Финистов терпеливо ждал – сейчас она бы не услышала его ответа.
– Нет, – сказал он, когда приступ утих. – Я люблю один жить.
– Ой, а я вот не люблю, – сказала она, слабо улыбаясь. – Вот и не знаю уже… Может, к кому-нибудь из вас-то и пойду. К тебе или к Верке, что ли.
– Лучше к Верке, – сказал Финистов после короткого раздумья. – У нее там магазины хорошие. И рынок недалеко.
– Что мне магазины! – Она махнула рукой. – Тяжело мне одной, Костюша!

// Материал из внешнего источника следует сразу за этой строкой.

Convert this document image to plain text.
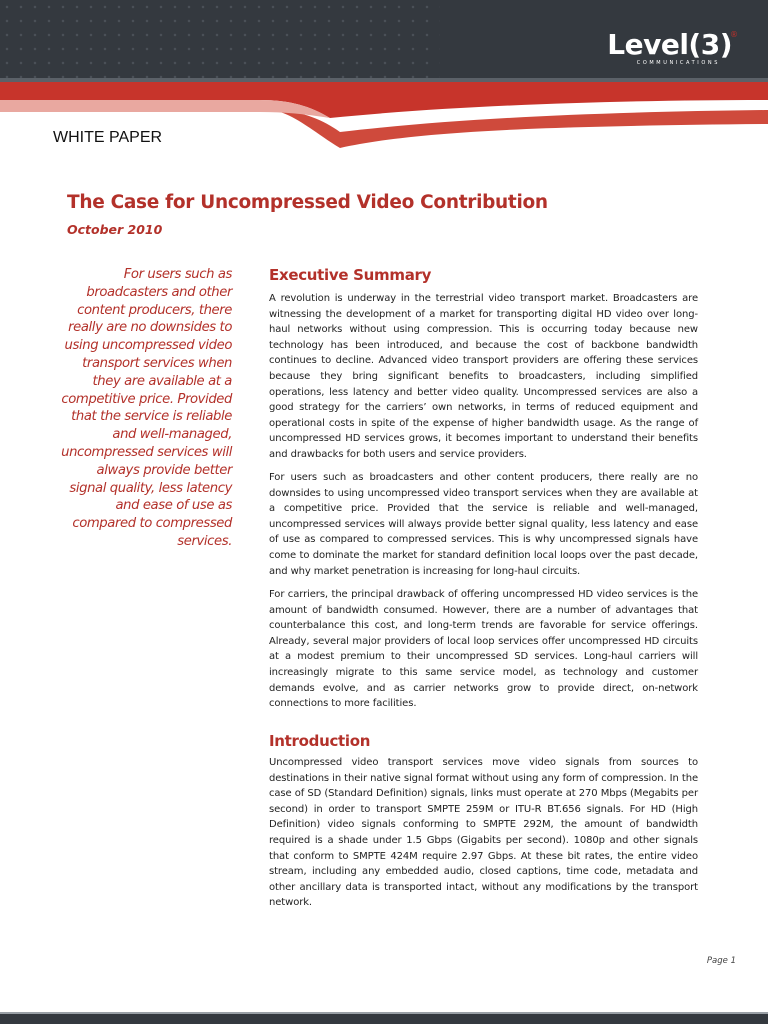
Level(3)
®
COMMUNICATIONS
WHITE PAPER
The Case for Uncompressed Video Contribution
October 2010
For users such as broadcasters and other content producers, there really are no downsides to using uncompressed video transport services when they are available at a competitive price. Provided that the service is reliable and well-managed, uncompressed services will always provide better signal quality, less latency and ease of use as compared to compressed services.
Executive Summary
A revolution is underway in the terrestrial video transport market. Broadcasters are witnessing the development of a market for transporting digital HD video over long-haul networks without using compression. This is occurring today because new technology has been introduced, and because the cost of backbone bandwidth continues to decline. Advanced video transport providers are offering these services because they bring significant benefits to broadcasters, including simplified operations, less latency and better video quality. Uncompressed services are also a good strategy for the carriers’ own networks, in terms of reduced equipment and operational costs in spite of the expense of higher bandwidth usage. As the range of uncompressed HD services grows, it becomes important to understand their benefits and drawbacks for both users and service providers.
For users such as broadcasters and other content producers, there really are no downsides to using uncompressed video transport services when they are available at a competitive price. Provided that the service is reliable and well-managed, uncompressed services will always provide better signal quality, less latency and ease of use as compared to compressed services. This is why uncompressed signals have come to dominate the market for standard definition local loops over the past decade, and why market penetration is increasing for long-haul circuits.
For carriers, the principal drawback of offering uncompressed HD video services is the amount of bandwidth consumed. However, there are a number of advantages that counterbalance this cost, and long-term trends are favorable for service offerings. Already, several major providers of local loop services offer uncompressed HD circuits at a modest premium to their uncompressed SD services. Long-haul carriers will increasingly migrate to this same service model, as technology and customer demands evolve, and as carrier networks grow to provide direct, on-network connections to more facilities.
Introduction
Uncompressed video transport services move video signals from sources to destinations in their native signal format without using any form of compression. In the case of SD (Standard Definition) signals, links must operate at 270 Mbps (Megabits per second) in order to transport SMPTE 259M or ITU-R BT.656 signals. For HD (High Definition) video signals conforming to SMPTE 292M, the amount of bandwidth required is a shade under 1.5 Gbps (Gigabits per second). 1080p and other signals that conform to SMPTE 424M require 2.97 Gbps. At these bit rates, the entire video stream, including any embedded audio, closed captions, time code, metadata and other ancillary data is transported intact, without any modifications by the transport network.
Page 1
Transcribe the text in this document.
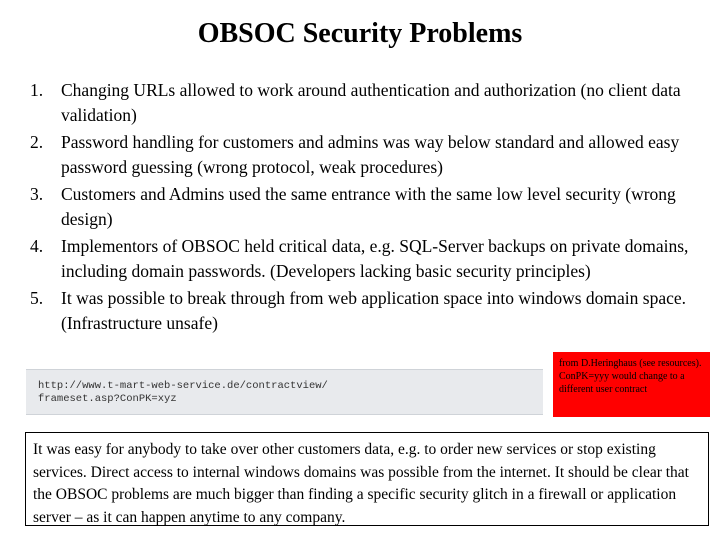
OBSOC Security Problems
1. Changing URLs allowed to work around authentication and authorization (no client data validation)
2. Password handling for customers and admins was way below standard and allowed easy password guessing (wrong protocol, weak procedures)
3. Customers and Admins used the same entrance with the same low level security (wrong design)
4. Implementors of OBSOC held critical data, e.g. SQL-Server backups on private domains, including domain passwords. (Developers lacking basic security principles)
5. It was possible to break through from web application space into windows domain space.(Infrastructure unsafe)
http://www.t-mart-web-service.de/contractview/
frameset.asp?ConPK=xyz
from D.Heringhaus (see resources). ConPK=yyy would change to a different user contract
It was easy for anybody to take over other customers data, e.g. to order new services or stop existing services. Direct access to internal windows domains was possible from the internet. It should be clear that the OBSOC problems are much bigger than finding a specific security glitch in a firewall or application server – as it can happen anytime to any company.
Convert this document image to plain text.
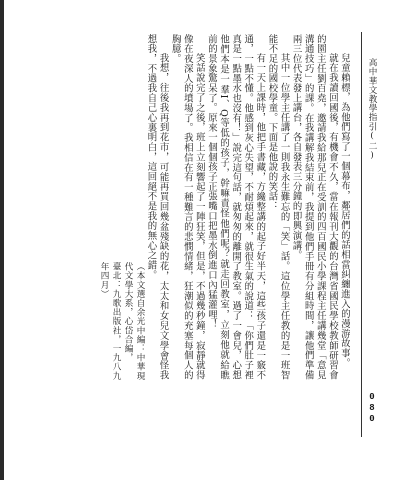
高中華文教學指引(二)
080

兒童賴標，為他們寫了一個幕布，鄰居們的話相當糾纏進入的漫游故事。

就在我讀回國後，有機會不久，當在報刊大觀的台灣省國民學校教師研習會的園主任劉百堯，邀請我給那兒正在受訓的四百國民小學課程主任講幾堂「意見溝通技巧」的課。在我講解我結束前，我提到他們手冊有分組時間，讓他們準備兩三位代表發上講台，各自發表三分鐘的即興演講。

其中一位學主任講了一則我永生難忘的「笑」話。這位學主任教的是一班智能不足的國校學童。下面是他說的笑話：

有一天上課時，他把手書藏，方纔整講的起子好半天，這些孩子還是一竅不通，一點不懂。他感到灰心失望，不耐煩起來，就很生氣的說道：「你們肚子裡真是一點墨水也沒有！」說完這句話，就匆匆的離開了教室。過了一會兒，心想他們本是一羣I、Q等低的孩子，幹嘛責怪他們呢？就走回教室，立刻他就給瞧前的景象驚呆了。原來一個個孩子正張嘴口把墨水倒進口內猛灌哩！

笑話說完了之後，班上立刻響起了一陣狂笑，但是，不過幾秒鐘，寂靜就得像在夜深人的墳場了。我相信在有一種難言的悲憫情緒，狂潮似的充塞每個人的胸臆。

我想，往後我再到花市，可能再買回幾盆殘缺的花，太太和女兒文學會怪我想我，不過我自己心裏明白，這回絕不是我的無心之錯。

（本文選自余光中編：中華現代文學大系，心岱合編，

臺北：九歌出版社，一九八九年四月）
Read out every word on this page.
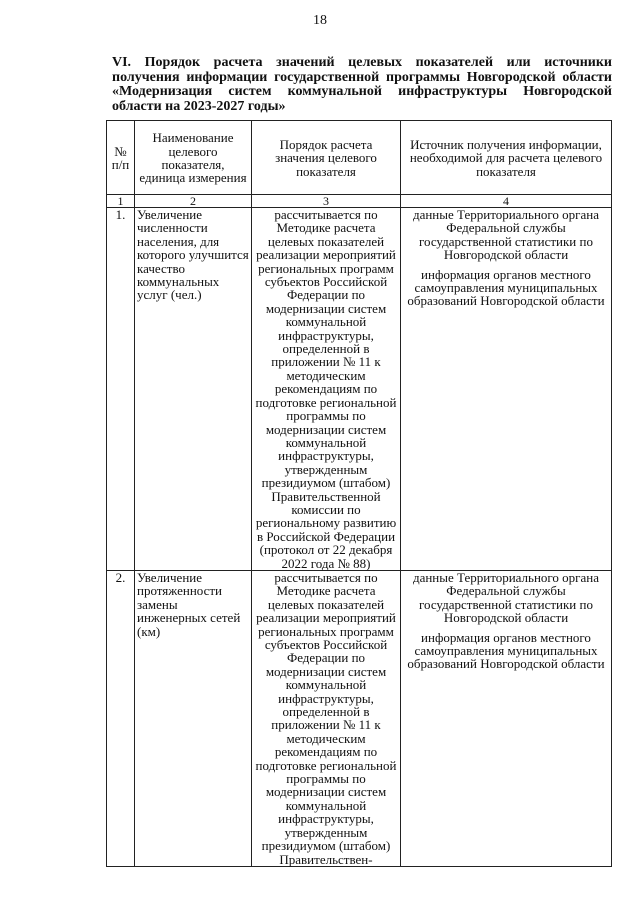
18
VI. Порядок расчета значений целевых показателей или источники получения информации государственной программы Новгородской области «Модернизация систем коммунальной инфраструктуры Новгородской области на 2023-2027 годы»
№ п/п	Наименование целевого показателя, единица измерения	Порядок расчета значения целевого показателя	Источник получения информации, необходимой для расчета целевого показателя
1	2	3	4
1.	Увеличение численности населения, для которого улучшится качество коммунальных услуг (чел.)	рассчитывается по Методике расчета целевых показателей реализации мероприятий региональных программ субъектов Российской Федерации по модернизации систем коммунальной инфраструктуры, определенной в приложении № 11 к методическим рекомендациям по подготовке региональной программы по модернизации систем коммунальной инфраструктуры, утвержденным президиумом (штабом) Правительственной комиссии по региональному развитию в Российской Федерации (протокол от 22 декабря 2022 года № 88)	данные Территориального органа Федеральной службы государственной статистики по Новгородской области
информация органов местного самоуправления муниципальных образований Новгородской области

2.	Увеличение протяженности замены инженерных сетей (км)	рассчитывается по Методике расчета целевых показателей реализации мероприятий региональных программ субъектов Российской Федерации по модернизации систем коммунальной инфраструктуры, определенной в приложении № 11 к методическим рекомендациям по подготовке региональной программы по модернизации систем коммунальной инфраструктуры, утвержденным президиумом (штабом) Правительствен-	данные Территориального органа Федеральной службы государственной статистики по Новгородской области
информация органов местного самоуправления муниципальных образований Новгородской области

Забрали бы вы меня! Или уж хоть бы в дом престарелых какой устроили.
– В дом престарелых? – задумчиво переспросил он. – Ну, как тебе лучше, так и сделаем. Хочешь к Верке – давай к Верке. Хочешь в дом престарелых – давай туда попробуем… Тебе как лучше-то?
– Не знаю, – шепнула мать, закрывая глаза. – Прямо не знаю.